Well, never mind, a job’s a job, so I get started. I don’t Nordic Walk, so I’m confident I’ll at least learn something new in the process.

One word keeps popping up, jarring my translating flow: bien-être. This is roughly translated into English as “wellbeing.” Nordic Walking, it turns out, is not only a total body workout (it uses 90% of your muscles!), but it also makes you feel good about yourself. But every time I type “wellbeing,” it feels stilted and awkward. I realize it’s not a word that Americans use much. We love talking about exercise, weight loss, cardiovascular health, muscle tone — did I mention weight loss? Lose Weight! Get a Total Body Workout! I guess the implication is that if you’ve got all those bases covered, it’s obvious that you’re going to feel good about yourself. If your body is buff, what more do you need? Wouldn’t saying that you’ll have a sense of wellbeing be redundant?

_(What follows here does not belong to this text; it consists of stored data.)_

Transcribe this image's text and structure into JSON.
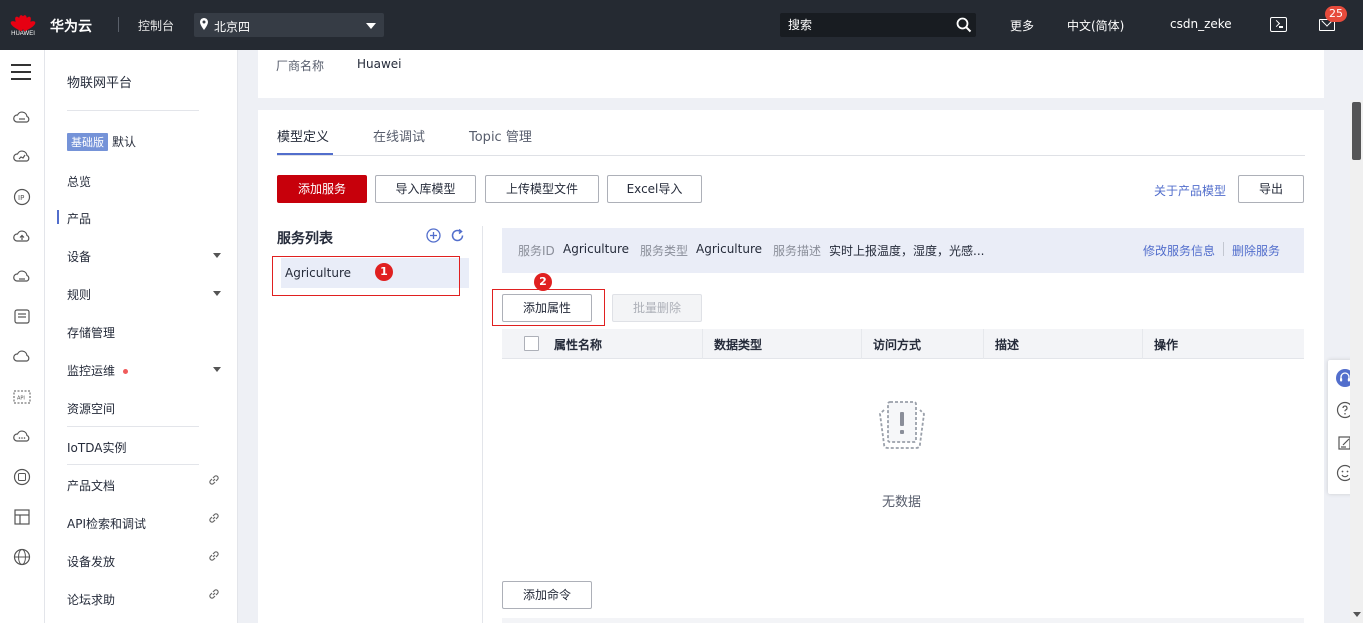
{
  "topbar": {
    "logo_text": "HUAWEI",
    "brand": "华为云",
    "console": "控制台",
    "region": "北京四",
    "search_placeholder": "搜索",
    "more": "更多",
    "language": "中文(简体)",
    "username": "csdn_zeke",
    "notifications": "25"
  },
  "submenu": {
    "title": "物联网平台",
    "edition_tag": "基础版",
    "edition_label": "默认",
    "items": {
      "overview": "总览",
      "products": "产品",
      "devices": "设备",
      "rules": "规则",
      "storage": "存储管理",
      "monitoring": "监控运维",
      "resource_space": "资源空间",
      "iotda": "IoTDA实例",
      "docs": "产品文档",
      "api": "API检索和调试",
      "provisioning": "设备发放",
      "forum": "论坛求助"
    }
  },
  "top_card": {
    "vendor_label": "厂商名称",
    "vendor_value": "Huawei"
  },
  "tabs": [
    "模型定义",
    "在线调试",
    "Topic 管理"
  ],
  "toolbar": {
    "add_service": "添加服务",
    "import_library": "导入库模型",
    "upload_model": "上传模型文件",
    "excel_import": "Excel导入",
    "about_link": "关于产品模型",
    "export": "导出"
  },
  "services": {
    "title": "服务列表",
    "items": [
      "Agriculture"
    ]
  },
  "service_info": {
    "id_label": "服务ID",
    "id_value": "Agriculture",
    "type_label": "服务类型",
    "type_value": "Agriculture",
    "desc_label": "服务描述",
    "desc_value": "实时上报温度，湿度，光感...",
    "edit_link": "修改服务信息",
    "delete_link": "删除服务"
  },
  "properties": {
    "add_button": "添加属性",
    "batch_delete": "批量删除",
    "columns": [
      "属性名称",
      "数据类型",
      "访问方式",
      "描述",
      "操作"
    ],
    "empty_text": "无数据"
  },
  "commands": {
    "add_button": "添加命令"
  },
  "annotations": [
    "1",
    "2"
  ],
  "colors": {
    "primary": "#c7000b",
    "accent": "#526ecc",
    "topbar": "#252a32"
  }
}
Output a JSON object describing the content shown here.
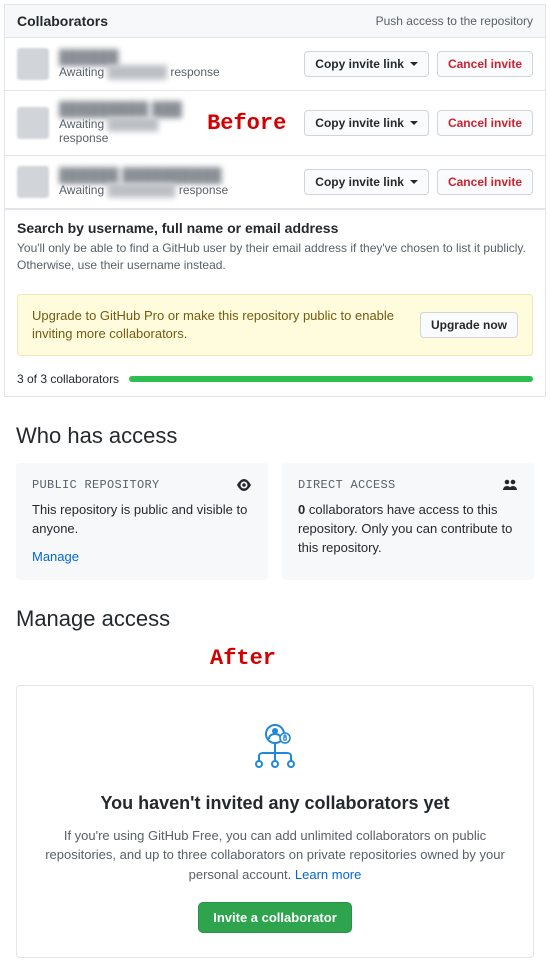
{
  "annotations": {
    "before": "Before",
    "after": "After"
  },
  "collab_panel": {
    "title": "Collaborators",
    "subtitle": "Push access to the repository",
    "copy_btn": "Copy invite link",
    "cancel_btn": "Cancel invite",
    "rows": [
      {
        "name": "██████",
        "await_pre": "Awaiting ",
        "await_blur": "███████",
        "await_post": " response"
      },
      {
        "name": "█████████ ███",
        "await_pre": "Awaiting ",
        "await_blur": "██████",
        "await_post": " response"
      },
      {
        "name": "██████ ██████████",
        "await_pre": "Awaiting ",
        "await_blur": "████████",
        "await_post": " response"
      }
    ],
    "search_title": "Search by username, full name or email address",
    "search_desc": "You'll only be able to find a GitHub user by their email address if they've chosen to list it publicly. Otherwise, use their username instead.",
    "banner_text": "Upgrade to GitHub Pro or make this repository public to enable inviting more collaborators.",
    "upgrade_btn": "Upgrade now",
    "progress_label": "3 of 3 collaborators"
  },
  "access": {
    "heading": "Who has access",
    "public": {
      "label": "PUBLIC REPOSITORY",
      "body": "This repository is public and visible to anyone.",
      "link": "Manage"
    },
    "direct": {
      "label": "DIRECT ACCESS",
      "body_strong": "0",
      "body_rest": " collaborators have access to this repository. Only you can contribute to this repository."
    }
  },
  "manage": {
    "heading": "Manage access",
    "empty_title": "You haven't invited any collaborators yet",
    "empty_desc": "If you're using GitHub Free, you can add unlimited collaborators on public repositories, and up to three collaborators on private repositories owned by your personal account. ",
    "learn_more": "Learn more",
    "invite_btn": "Invite a collaborator"
  }
}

More to the point, isn’t it totally subjective? How can you compare something as vague as “wellbeing” with numbers of calories per mile or target heart rate or the percentage of your muscles you’re using? What has a higher bien-être index: an hour of Nordic Walking outdoors with your friends or a sweaty session on a Stairmaster? Can’t we measure brain waves or something? Please?

I often pass groups of Nordic Walking ladies, marching along with their poles and chatting away, as I run along the lake. They look happy. But then maybe they’d be happy anyway, even without the poles. The depressed ones are curled up on the couch at home, watching reruns of Friends. But that’s the thing: bien-être is more than just happiness. It’s a deeper concept, a state of being. It has to do with tranquility, a sense of peace, of all being right with your world.

Why would the word describing this concept be used more in Europe (well, at least in the French-speaking countries, I can’t vouch for the others) than across the pond? Sure, Europe has had a lot more serious angst to deal with in the last couple of centuries than the US has. A couple of world wars, the collapse of the Soviet bloc. Maybe that has something to do with it. But then, look at the crazy yoga boom in the US. Even though it often masquerades as a total body workout, yoga also has a non-negligible karma component. All the marketing gimmicks aside (Yoga clothing? Yoga magazines?), I’m convinced there’s some big cultural thing going on here. Maybe we’re entering a kind of national existential crisis. Maybe Americans are finally starting to see that wellbeing isn’t something you can buy or something you can attain by working really hard, but something more elusive that has to be nurtured from within.

I read an article in an actual paper copy of the Sunday New York Times (thank you Matt at BooksBooksBooks) not too long ago about Jack LaLanne and his role  in turning physical fitness into a moral issue in the US. This is key, I’m almost sure of it. In the US, you exercise because it’s a virtuous thing to do. If you don’t, you’re a worthless slothlike sack of flab. Working out thus gives you the heady feeling of — an absence of guilt. That’s a far cry from wellbeing in my book. Nobody cares about wellbeing. We just want to be able to look at ourselves in the mirror without an overwhelming surge of self-loathing.

There’s certainly some of this exercise-as-higher-virtue going on in Europe, too (thank you, globalization) but I don’t think it’s as pervasive. The Swiss are certainly into extreme sports, but it’s more a question of how crazy they can be than how buff they are. So when my Nordic Walking enthusiast counts bien-être as one of the benefits of her sport, I’m sure she means it. I just wish I knew how to translate it.